You really think it is a problem for Protestant to think a decision that was made by the apostles and was given to the churches had authority? By the same apostles who authored New Testament books?

Okay, so no Protestant was at liberty to dissent from the decisions of that council? Luther’s “councils err” notion doesn’t apply here? If they CANNOT dissent from it, how is that not a violation of sola Scriptura?

John Calvin apparently had a problem with
 apostolic and conciliar authority. He gets out of the seeming dilemma in his Commentaries by saying (with no NT warrant that I can see) that it was merely a temporary decree:


In these words Luke doth signify unto us how desirous Paul was of peace. The best and strongest bond to keep and foster peace among the churches, was to keep that which was set down by the apostles. When Paul taketh great pains about that, he taketh great heed lest through his fault there arise any trouble. And let us remember that that continued but for a time. Because, so soon as he seeth the danger of offense cease, he doth quite unburthen the churches, and setting apart the decree, he maketh that free which the apostles had their forbidden. And yet doth he not cancel or violate by that abrogation that which the apostles had decreed, or contemn the authors themselves; because they were not determined to establish a perpetual law, but only to mitigate for a short time that which might hurt weak consciences; as I did more at large declare in the former chapter. Whereby the folly of the Papists is sufficiently refuted, who do grievously lay to our charge that we be far unlike Paul, because we will have the consciences of the godly governed by the Word of God alone, setting light by the decrees of the Church, as they call them, and not to be subject to the will of men.

Do you agree with Calvin that what the Holy Spirit through apostles (including Peter and Paul) decreed, was only temporary?

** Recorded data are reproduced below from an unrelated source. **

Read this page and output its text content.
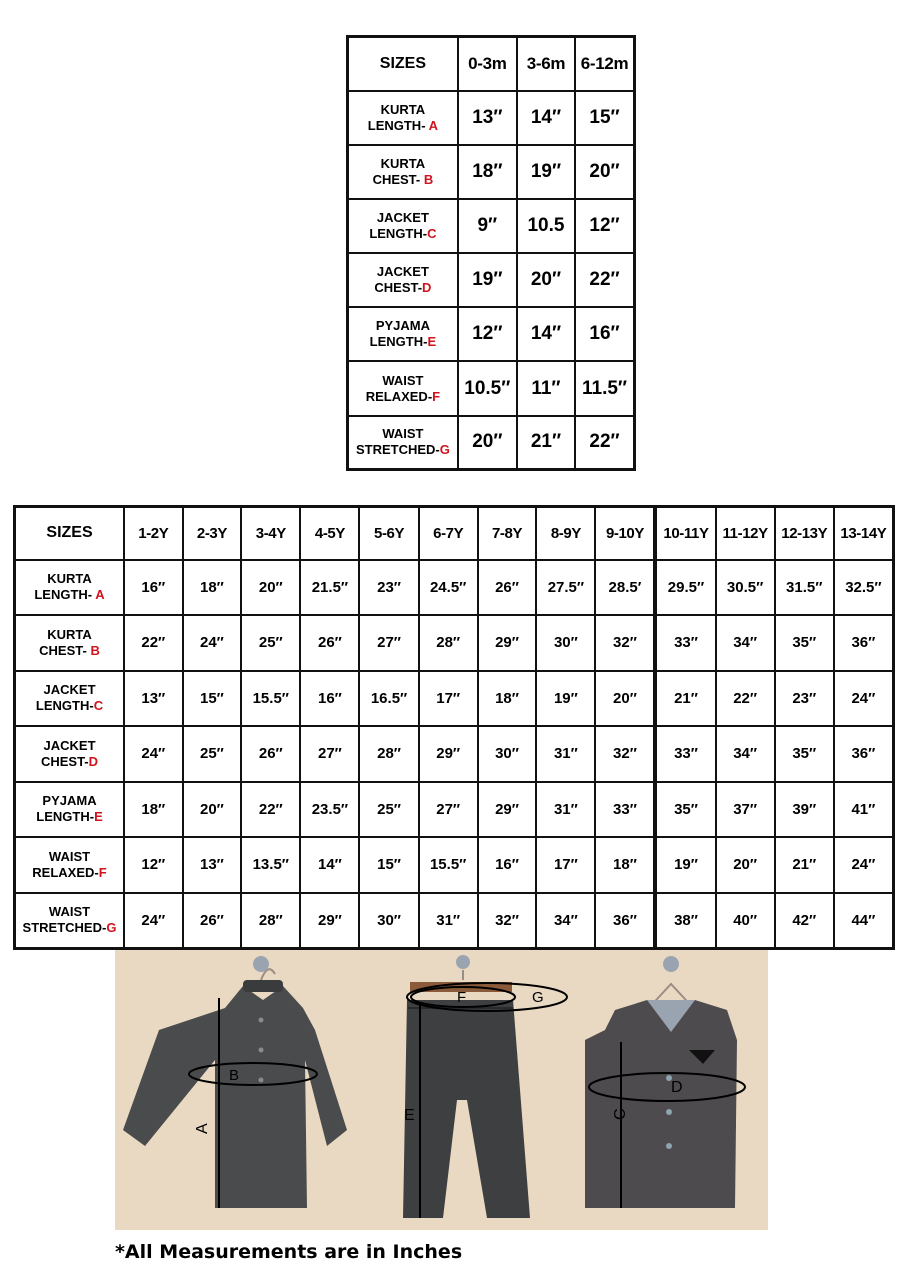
SIZES	0-3m	3-6m	6-12m
KURTA
LENGTH- A	13″	14″	15″
KURTA
CHEST- B	18″	19″	20″
JACKET
LENGTH-C	9″	10.5	12″
JACKET
CHEST-D	19″	20″	22″
PYJAMA
LENGTH-E	12″	14″	16″
WAIST
RELAXED-F	10.5″	11″	11.5″
WAIST
STRETCHED-G	20″	21″	22″
SIZES	1-2Y	2-3Y	3-4Y	4-5Y	5-6Y	6-7Y	7-8Y	8-9Y	9-10Y	10-11Y	11-12Y	12-13Y	13-14Y
KURTA
LENGTH- A	16″	18″	20″	21.5″	23″	24.5″	26″	27.5″	28.5′	29.5″	30.5″	31.5″	32.5″
KURTA
CHEST- B	22″	24″	25″	26″	27″	28″	29″	30″	32″	33″	34″	35″	36″
JACKET
LENGTH-C	13″	15″	15.5″	16″	16.5″	17″	18″	19″	20″	21″	22″	23″	24″
JACKET
CHEST-D	24″	25″	26″	27″	28″	29″	30″	31″	32″	33″	34″	35″	36″
PYJAMA
LENGTH-E	18″	20″	22″	23.5″	25″	27″	29″	31″	33″	35″	37″	39″	41″
WAIST
RELAXED-F	12″	13″	13.5″	14″	15″	15.5″	16″	17″	18″	19″	20″	21″	24″
WAIST
STRETCHED-G	24″	26″	28″	29″	30″	31″	32″	34″	36″	38″	40″	42″	44″
A
B
C
D
E
F	G
*All Measurements are in Inches
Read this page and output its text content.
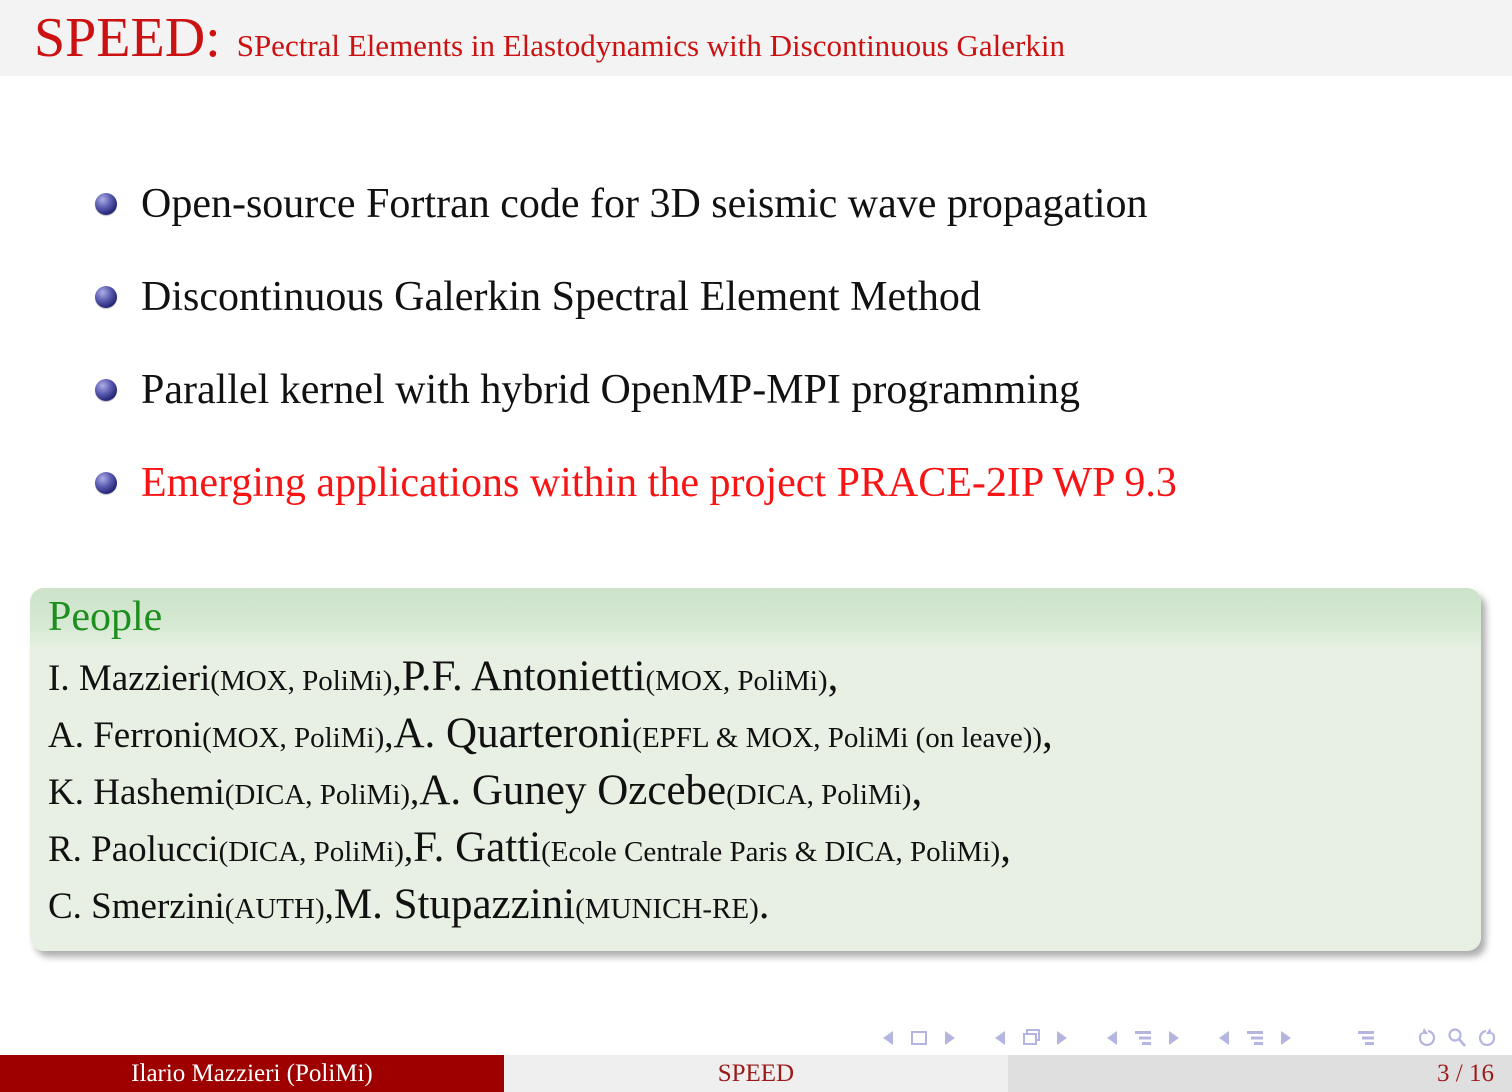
SPEED: SPectral Elements in Elastodynamics with Discontinuous Galerkin
Open-source Fortran code for 3D seismic wave propagation
Discontinuous Galerkin Spectral Element Method
Parallel kernel with hybrid OpenMP-MPI programming
Emerging applications within the project PRACE-2IP WP 9.3
People
I. Mazzieri (MOX, PoliMi) , P.F. Antonietti (MOX, PoliMi) ,
A. Ferroni (MOX, PoliMi) , A. Quarteroni (EPFL & MOX, PoliMi (on leave)) ,
K. Hashemi (DICA, PoliMi) , A. Guney Ozcebe (DICA, PoliMi) ,
R. Paolucci (DICA, PoliMi) , F. Gatti (Ecole Centrale Paris & DICA, PoliMi) ,
C. Smerzini (AUTH) , M. Stupazzini (MUNICH-RE) .
Ilario Mazzieri (PoliMi)	SPEED	3 / 16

It was a problem for Calvin to think that a decision that was made by the apostles and was given to the churches had permanent authority. That was too ” subject to the will of men” for him.

Like I said, there are numerous outstanding commentaries on Acts by Protestant scholars. If they don’t answer your questions in they way you prefer to support Roman claims, sorry. That does not mean they have a problem with Acts 16:4 and your attempt to say they must is typical overreaching.

I’m not so much trying to support “Roman” claims, as to understand Protestant claims. 

I haven’t said anything about them (apart from Calvin). I was asking you because you gave a strong opinion of the Jerusalem Council as perfectly consistent with Pr
otestant ecclesiology.

Calvin was a Protestant scholar and pretty important figure, and he says that the decision was merely temporary. I give him points for self-consistency as well as extraordinary chutzpahWhen push comes to shove, Calvin will dissent from Peter and Paul and the Holy Spirit, rather than give up sola Scriptura.

But he’s just one guy. I am assuming that Protestant commentators today have come up with a better solution than that.